The Octopus by Philip Blackley

Phylum Mollusca: The octopus is part of the family Phylum Mollusca and is part of the class Cephalopods. This class of molluscs have the muscular foot in the form of tentacles on their head. Most cephalopods are active predators and eat other living things. They do not have external shells, except the nautilus, and they are the most intelligent of the invertebrates. They all move by jet propulsion. Characteristics: The word octopus is of Greek origin and it means “eight-footed”. It has eight flexible arms, which trail behind it. Most species of octopus have no skeleton and this allows them to squeeze through tight spaces. An octopus has a hard beak with its mouth in the middle of its arms. They are bilaterally symmetrical with two eyes and four sets of limbs, like all other cephalopods. They are very intelligent creatures. In the wild they can build traps and to escape from predators they spit out an inkyblack substance and some can even change colour to blend in with their surroundings such as the Blue-Ringed Octopus. The octopus’s arms are very different to those of a squid. An octopus’s arms are muscular and usually have suction cups on the underside. Octopuses are completely soft which allows them to fit through narrow slits in rocks. This however makes them extremely vulnerable to predators. They have a very short life expectancy, with some of the smaller species surviving for only six months and the larger living for up to five years. The cause of death is reproduction. The males can only live for a few months after mating and the females die shortly after their eggs hatch. They do not eat while taking care of their un-hatched eggs but they do not die of starvation. They are killed by endocrine secretions from the optic glands as a genetically programmed death.

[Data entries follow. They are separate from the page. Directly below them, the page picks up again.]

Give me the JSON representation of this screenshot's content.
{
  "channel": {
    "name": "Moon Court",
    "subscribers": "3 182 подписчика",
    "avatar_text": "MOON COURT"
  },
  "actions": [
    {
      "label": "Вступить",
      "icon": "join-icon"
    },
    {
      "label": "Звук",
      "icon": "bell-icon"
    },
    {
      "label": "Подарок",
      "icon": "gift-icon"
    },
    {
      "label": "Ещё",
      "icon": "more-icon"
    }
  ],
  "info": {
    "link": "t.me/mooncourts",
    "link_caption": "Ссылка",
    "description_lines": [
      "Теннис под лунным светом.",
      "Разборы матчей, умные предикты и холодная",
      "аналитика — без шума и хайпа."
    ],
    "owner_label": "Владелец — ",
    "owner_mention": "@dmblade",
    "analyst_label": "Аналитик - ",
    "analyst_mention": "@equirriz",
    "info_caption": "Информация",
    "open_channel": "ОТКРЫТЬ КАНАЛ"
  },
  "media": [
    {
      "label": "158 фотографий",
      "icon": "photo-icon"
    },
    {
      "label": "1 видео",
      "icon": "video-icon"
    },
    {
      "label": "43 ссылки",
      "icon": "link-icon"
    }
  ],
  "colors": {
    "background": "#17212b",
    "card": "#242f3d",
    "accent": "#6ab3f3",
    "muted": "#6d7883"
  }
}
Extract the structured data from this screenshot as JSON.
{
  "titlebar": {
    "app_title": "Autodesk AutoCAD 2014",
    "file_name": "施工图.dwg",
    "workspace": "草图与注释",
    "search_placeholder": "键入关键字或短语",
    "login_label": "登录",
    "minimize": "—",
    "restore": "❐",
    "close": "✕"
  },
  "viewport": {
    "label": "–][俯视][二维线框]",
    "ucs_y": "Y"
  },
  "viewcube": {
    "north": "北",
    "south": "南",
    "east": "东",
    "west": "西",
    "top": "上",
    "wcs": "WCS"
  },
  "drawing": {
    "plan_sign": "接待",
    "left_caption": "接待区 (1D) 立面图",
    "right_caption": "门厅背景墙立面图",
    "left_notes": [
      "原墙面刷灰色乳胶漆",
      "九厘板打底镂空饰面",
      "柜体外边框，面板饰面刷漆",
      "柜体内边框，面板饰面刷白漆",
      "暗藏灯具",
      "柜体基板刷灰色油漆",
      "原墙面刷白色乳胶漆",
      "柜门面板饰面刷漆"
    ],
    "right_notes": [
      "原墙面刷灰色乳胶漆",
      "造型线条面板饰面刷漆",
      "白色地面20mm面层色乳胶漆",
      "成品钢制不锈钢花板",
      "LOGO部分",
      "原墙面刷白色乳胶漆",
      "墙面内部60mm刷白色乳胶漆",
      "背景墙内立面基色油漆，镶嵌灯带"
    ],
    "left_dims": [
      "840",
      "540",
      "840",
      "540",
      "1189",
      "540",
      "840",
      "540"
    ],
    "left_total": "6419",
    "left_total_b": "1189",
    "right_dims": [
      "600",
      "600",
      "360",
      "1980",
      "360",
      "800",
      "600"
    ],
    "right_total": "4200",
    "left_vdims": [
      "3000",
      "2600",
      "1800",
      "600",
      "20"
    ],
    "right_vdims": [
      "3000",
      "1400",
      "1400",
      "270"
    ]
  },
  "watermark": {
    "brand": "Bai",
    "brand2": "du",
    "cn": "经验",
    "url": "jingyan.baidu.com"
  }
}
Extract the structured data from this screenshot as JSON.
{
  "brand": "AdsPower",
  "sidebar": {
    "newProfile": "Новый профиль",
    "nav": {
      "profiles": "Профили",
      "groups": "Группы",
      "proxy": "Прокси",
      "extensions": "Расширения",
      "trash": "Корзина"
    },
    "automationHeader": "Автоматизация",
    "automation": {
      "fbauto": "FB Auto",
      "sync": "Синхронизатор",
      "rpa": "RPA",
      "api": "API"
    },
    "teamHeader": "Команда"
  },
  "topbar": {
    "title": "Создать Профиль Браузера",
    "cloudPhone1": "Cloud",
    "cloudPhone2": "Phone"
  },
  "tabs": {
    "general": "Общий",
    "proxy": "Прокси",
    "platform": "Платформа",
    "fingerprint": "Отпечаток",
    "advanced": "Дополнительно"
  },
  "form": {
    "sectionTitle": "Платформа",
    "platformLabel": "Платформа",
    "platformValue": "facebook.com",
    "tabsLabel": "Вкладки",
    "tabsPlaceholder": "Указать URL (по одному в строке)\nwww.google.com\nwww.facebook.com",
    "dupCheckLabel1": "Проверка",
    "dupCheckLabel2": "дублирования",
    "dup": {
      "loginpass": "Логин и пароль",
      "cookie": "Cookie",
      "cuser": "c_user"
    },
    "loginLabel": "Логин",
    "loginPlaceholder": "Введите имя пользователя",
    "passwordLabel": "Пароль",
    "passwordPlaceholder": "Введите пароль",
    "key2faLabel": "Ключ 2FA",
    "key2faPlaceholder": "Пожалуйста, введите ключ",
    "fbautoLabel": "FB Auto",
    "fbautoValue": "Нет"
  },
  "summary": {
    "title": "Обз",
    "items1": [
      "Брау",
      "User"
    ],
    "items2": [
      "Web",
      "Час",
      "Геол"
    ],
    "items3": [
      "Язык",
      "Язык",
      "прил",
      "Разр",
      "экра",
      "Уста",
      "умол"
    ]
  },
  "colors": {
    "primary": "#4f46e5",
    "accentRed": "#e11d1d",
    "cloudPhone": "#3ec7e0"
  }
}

Octopuses have three hearts. Two pump blood through each of the two gills, while the third pumps blood through the body. Octopus blood contains a copper-rich protein hemocyanin which is used to transport oxygen. Although it is less capable under normal conditions than haemoglobin in vertebrates, in cold conditions with low oxygen pressure, hemocyanin is more efficient at transporting oxygen. The hemocyanin is dissolved in the plasma instead of being bound in red blood cells and this gives the blood a blue colour. Octopuses draw water into their mantle cavity where it passes through its gills. Evading Predators: The octopus’s first choice of defence is to hide or not be recognised as an octopus. If it is spotted by a predator it tries fast escape, ink sacs, camouflage and automating limbs. Almost all octopuses can secrete a thick black ink to provide a black cloud to escape. This ink is coloured by melanin which is the same as that which is the same chemical that gives humans their hair and skin colour. The ink is said to have a dull smell which makes it easier to evade sharks, which depend on smell to hunt. Camouflage is created by special skin cells that can change the colour, the opacity and the reflectiveness of the outer skin. These cells can contain yellow, orange, red brown or black pigments. Most species have three of these colours but some can have two or four depending on their surrounding habitat. The colour changing ability can also be used to warn other octopuses. The Great Blue-Ringed octopus turns bright yellow when it feels provoked. Some species of octopus can change the texture of their skin to look like rock of seaweed. This is achieved by the muscles in their arms contracting. Some octopuses can use automating limbs for defence like lizards. They are able to detach an arm and this distracts the attacker. There are also a few species that can imitate dangerous predators like lionfish, eels and sea snakes, such as the Mimic Octopus. Small octopuses can travel with shells that they collect for protection.

Senses and Moving: Octopuses have very good eyesight but they do not have colour vision. This however does not affect them much as they hunt in dark areas. They also have a very good sense of touch. They are able to taste what it is touching through chemoreceptors in the suction cups on their arms. They are able to tell if their arms are stretched out or not but they cannot tell where their arms are. There is a connection between the brain and the arms but it is the nerve cords in the arms that control them, there is no connection however to tell the brain that the arms are doing what it has told them to do. This means that they can only know if they look at their arms visually. Octopuses move about by crawling and swimming. They crawl by walking on their arms and they use this to slowly avoid predators. They swim by jet propulsion. They shoot a jet of water from a contractile mantle and aim using a muscular siphon. The mantle is an important feature of all molluscs and often looks like a cloak or it forms flaps. The siphon is the part of the mantle that water is directed around the body for various uses such as feeding and breathing.